Reporting and visibility dashboards.
Management dashboards often exist because leaders lack direct visibility into the work, and teams are too large and layered to provide it. The dashboard is a proxy for trust and proximity. Smaller teams, clearer ownership, and faster feedback loops reduce the need for dashboards that tell you what is happening — because you are close enough to already know. This does not mean metrics are wrong. It means that many reporting layers are a symptom of organisational distance rather than a management best practice.
AI tools built on top of broken processes.
This is the most uncomfortable one. A significant portion of the AI tools being sold right now are automating steps in processes that a well-designed organisation would not have in the first place: AI that summarises the output of a meeting that should not have happened, AI that drafts the status update that exists because ownership is unclear, AI that speeds up an approval workflow that could be handled by one person with authority.

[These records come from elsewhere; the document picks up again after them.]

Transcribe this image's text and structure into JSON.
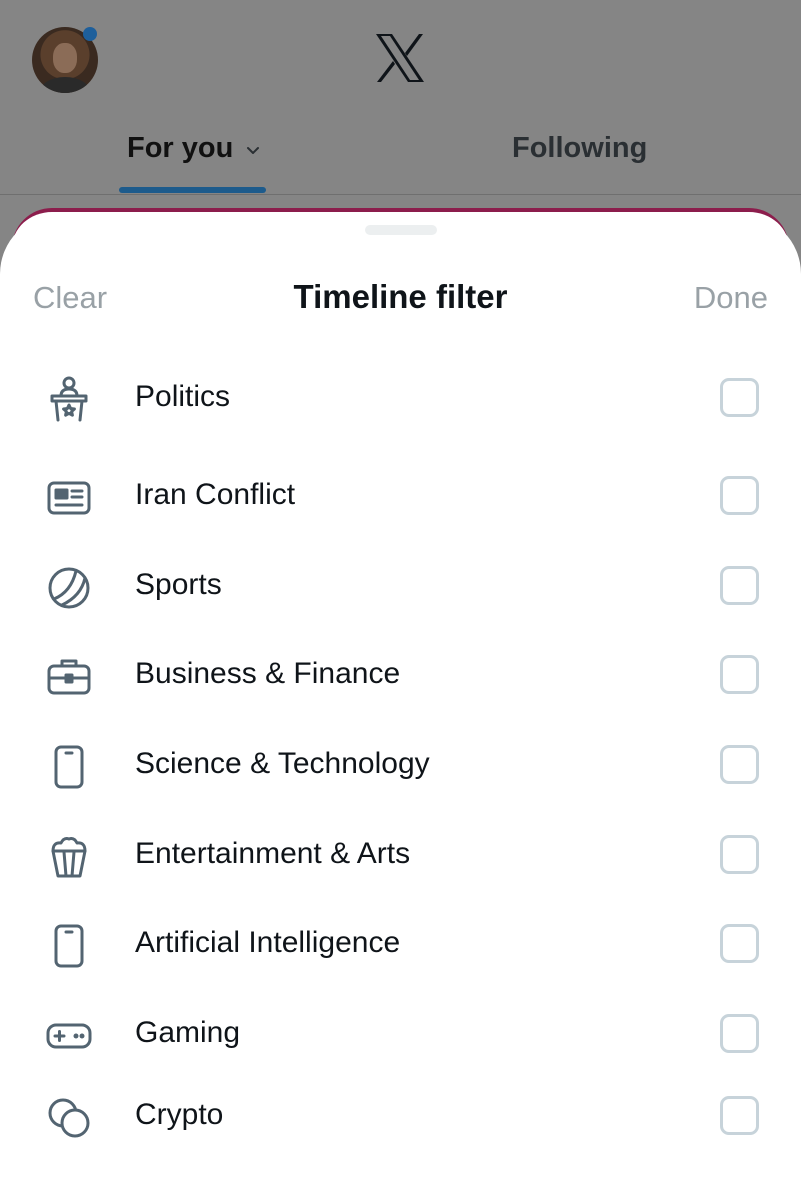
{
  "header": {
    "logo": "x-logo-icon",
    "tabs": [
      {
        "label": "For you",
        "active": true
      },
      {
        "label": "Following",
        "active": false
      }
    ]
  },
  "sheet": {
    "title": "Timeline filter",
    "clear_label": "Clear",
    "done_label": "Done",
    "items": [
      {
        "label": "Politics",
        "icon": "politics-podium-icon",
        "checked": false
      },
      {
        "label": "Iran Conflict",
        "icon": "newspaper-icon",
        "checked": false
      },
      {
        "label": "Sports",
        "icon": "tennis-ball-icon",
        "checked": false
      },
      {
        "label": "Business & Finance",
        "icon": "briefcase-icon",
        "checked": false
      },
      {
        "label": "Science & Technology",
        "icon": "phone-icon",
        "checked": false
      },
      {
        "label": "Entertainment & Arts",
        "icon": "popcorn-icon",
        "checked": false
      },
      {
        "label": "Artificial Intelligence",
        "icon": "phone-icon",
        "checked": false
      },
      {
        "label": "Gaming",
        "icon": "gamepad-icon",
        "checked": false
      },
      {
        "label": "Crypto",
        "icon": "coins-icon",
        "checked": false
      }
    ]
  },
  "colors": {
    "accent_underline": "#1d5b8c",
    "notification_dot": "#1e5f9b",
    "icon_stroke": "#536471",
    "checkbox_border": "#c7d3da",
    "muted_button": "#99a1a6"
  }
}
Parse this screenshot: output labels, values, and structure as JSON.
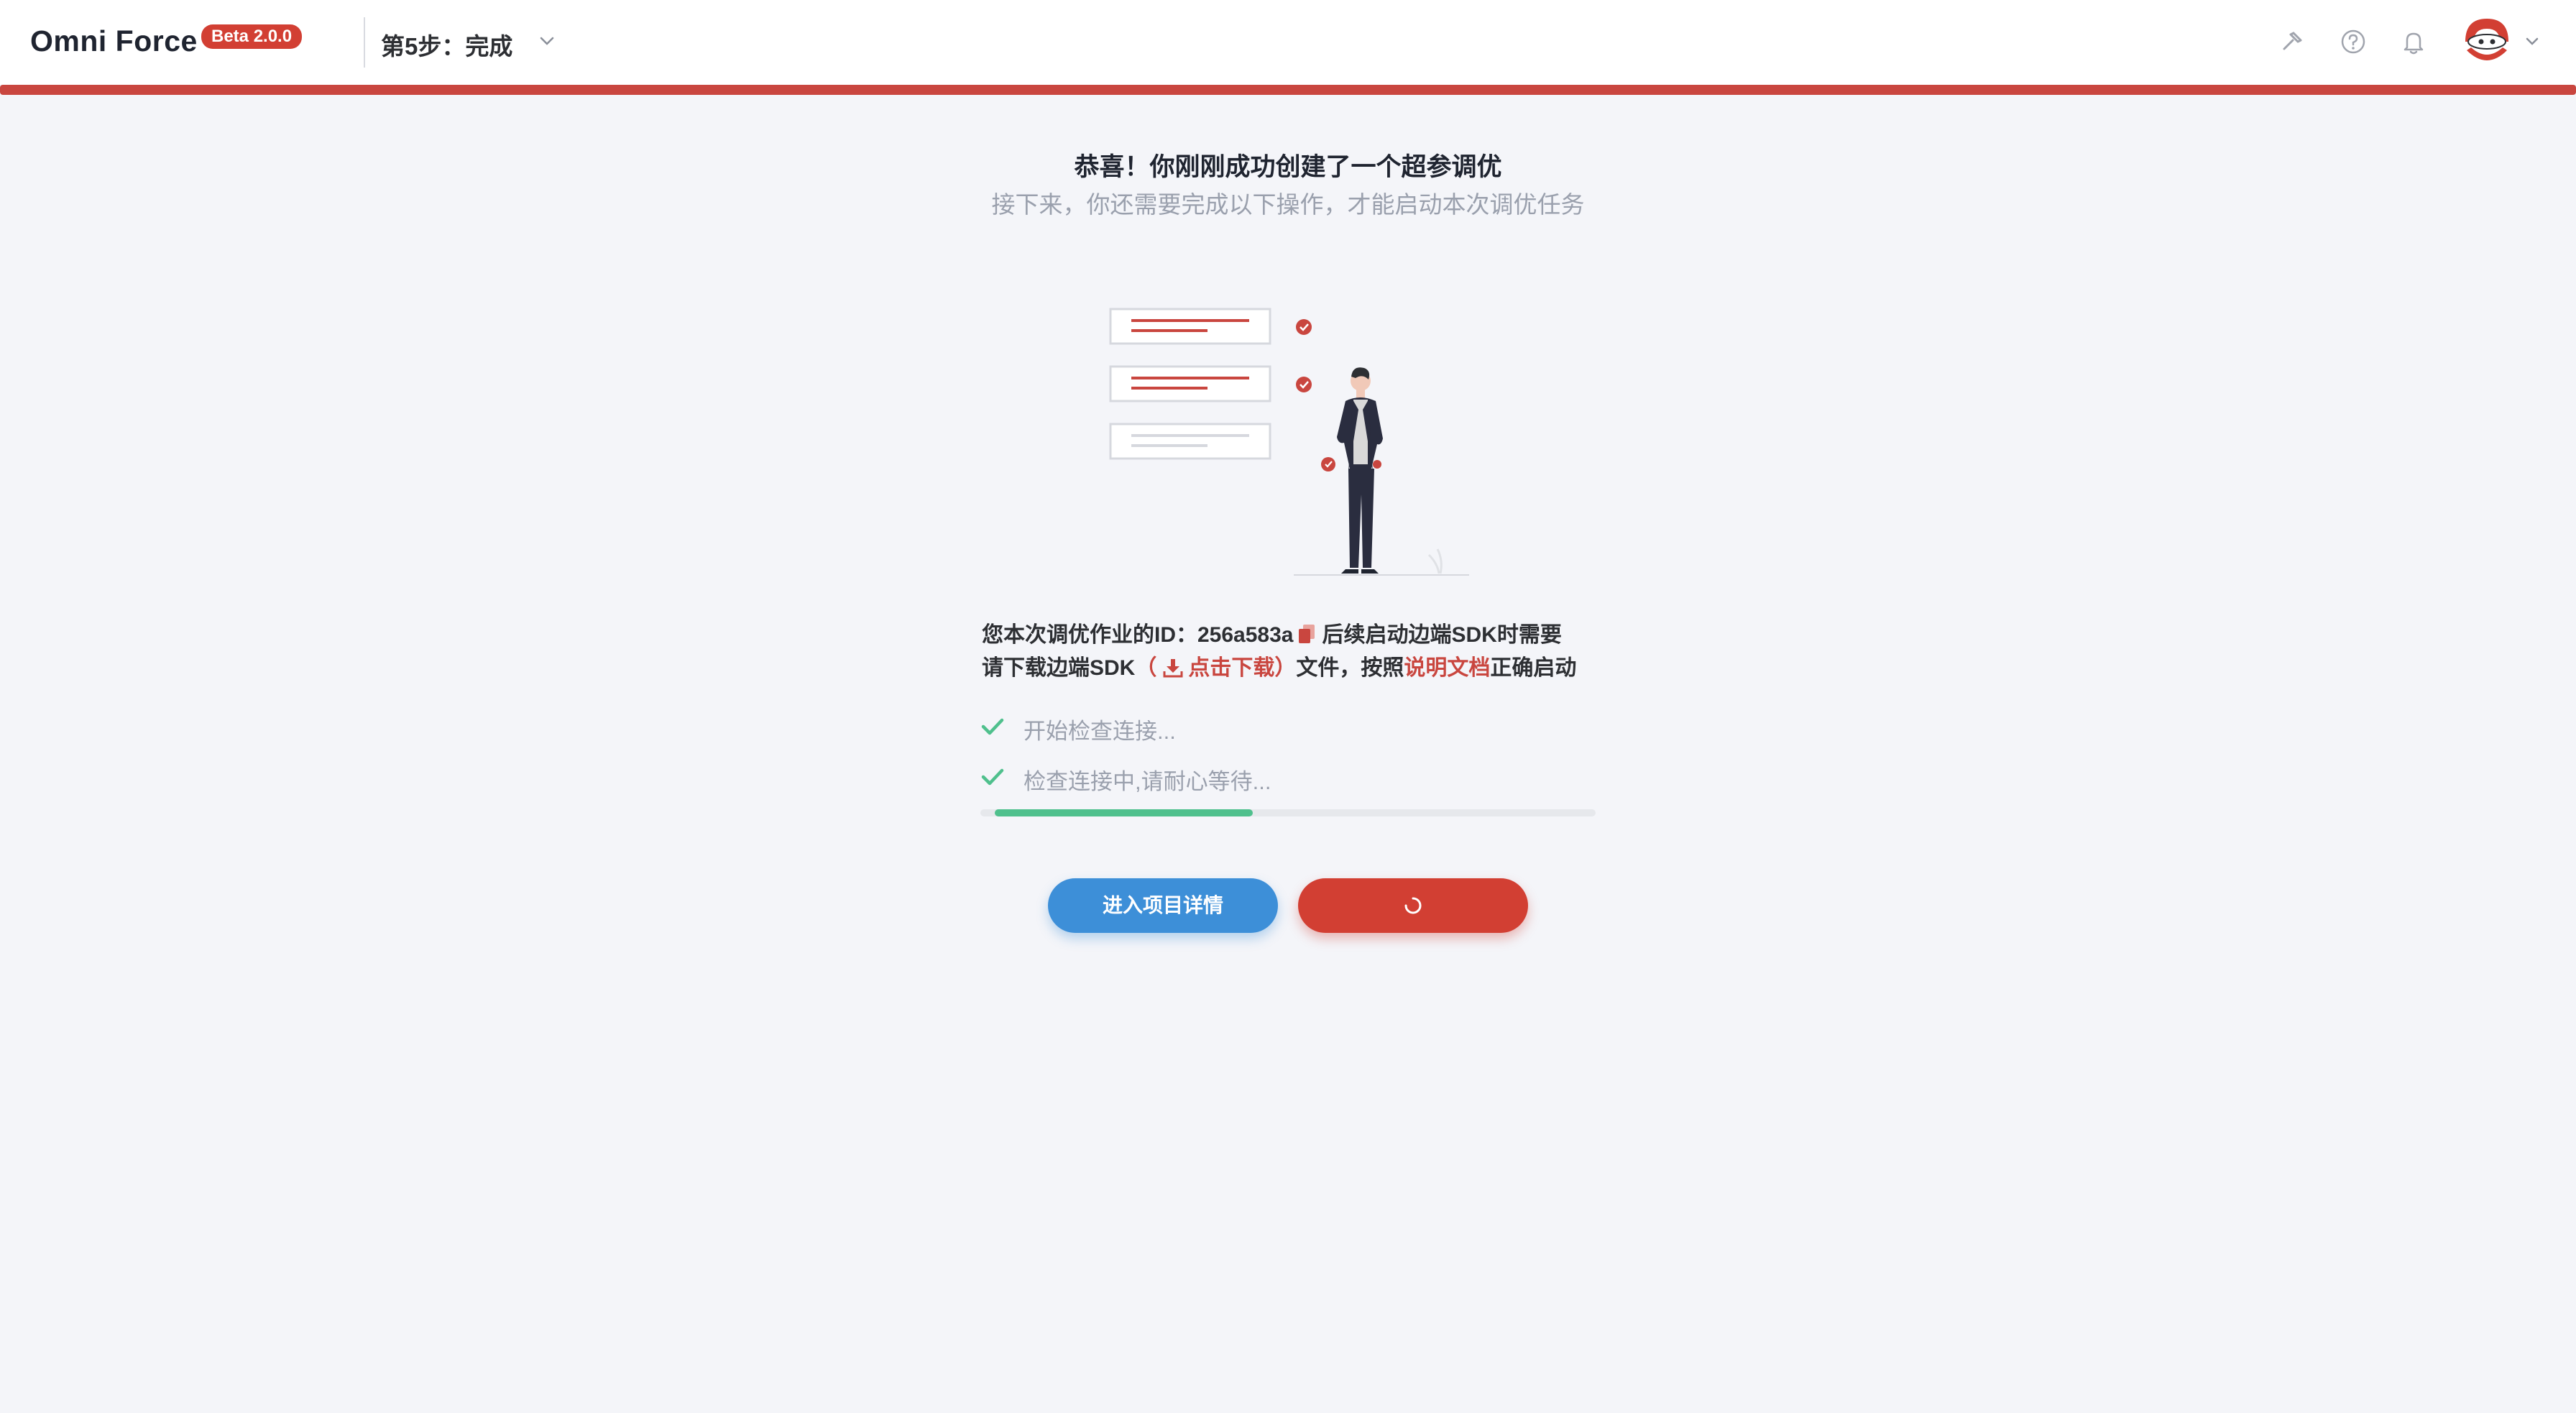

Automating a broken process does not fix it. It makes it faster, cheaper, and more permanent.
The question to ask of every tool in your stack is not “does this work well?” It is “does the problem this tool solves still exist after we have redesigned how we work?” If the answer is no, the tool should go — regardless of how much was spent on it, how long it has been in use, or how many people have built habits around it.
Fewer tools, used with intent, in a system designed to move, will always outperform more tools layered on top of an organisation that was not designed to move at all.
The Question Worth Asking
The key question is not “how can we add AI to this workflow?” It is: if we were designing this workflow today, with AI available from the start, would we build it this way at all? The answer, in most cases, is no. Most workflows were designed around the constraints of a world without AI — the cost of writing things down, searching for information, drafting, and first-pass analysis. Many of those constraints are gone, but the workflows remain, because workflows are sticky, because people are comfortable, and because redesigning how work gets done is genuinely difficult and disruptive. The companies willing to do that work — to start from a blank sheet and ask what the process should be, not what it has been — are the ones that will actually capture the value that AI makes possible.
The Uncomfortable Conclusion
The competitive advantage will not belong to the companies with the most AI tools, the largest AI budgets, or the most AI mentions in board presentations. It will belong to the companies that can turn additional capability into actual progress. That requires something AI cannot provide: organisational clarity, a shared understanding of what matters, the discipline to focus, and the courage to remove things — layers, approvals, roles, meetings, processes — that feel safe but slow everything down.
Otherwise, the outcome is predictable. More people. More AI. More activity. Less output.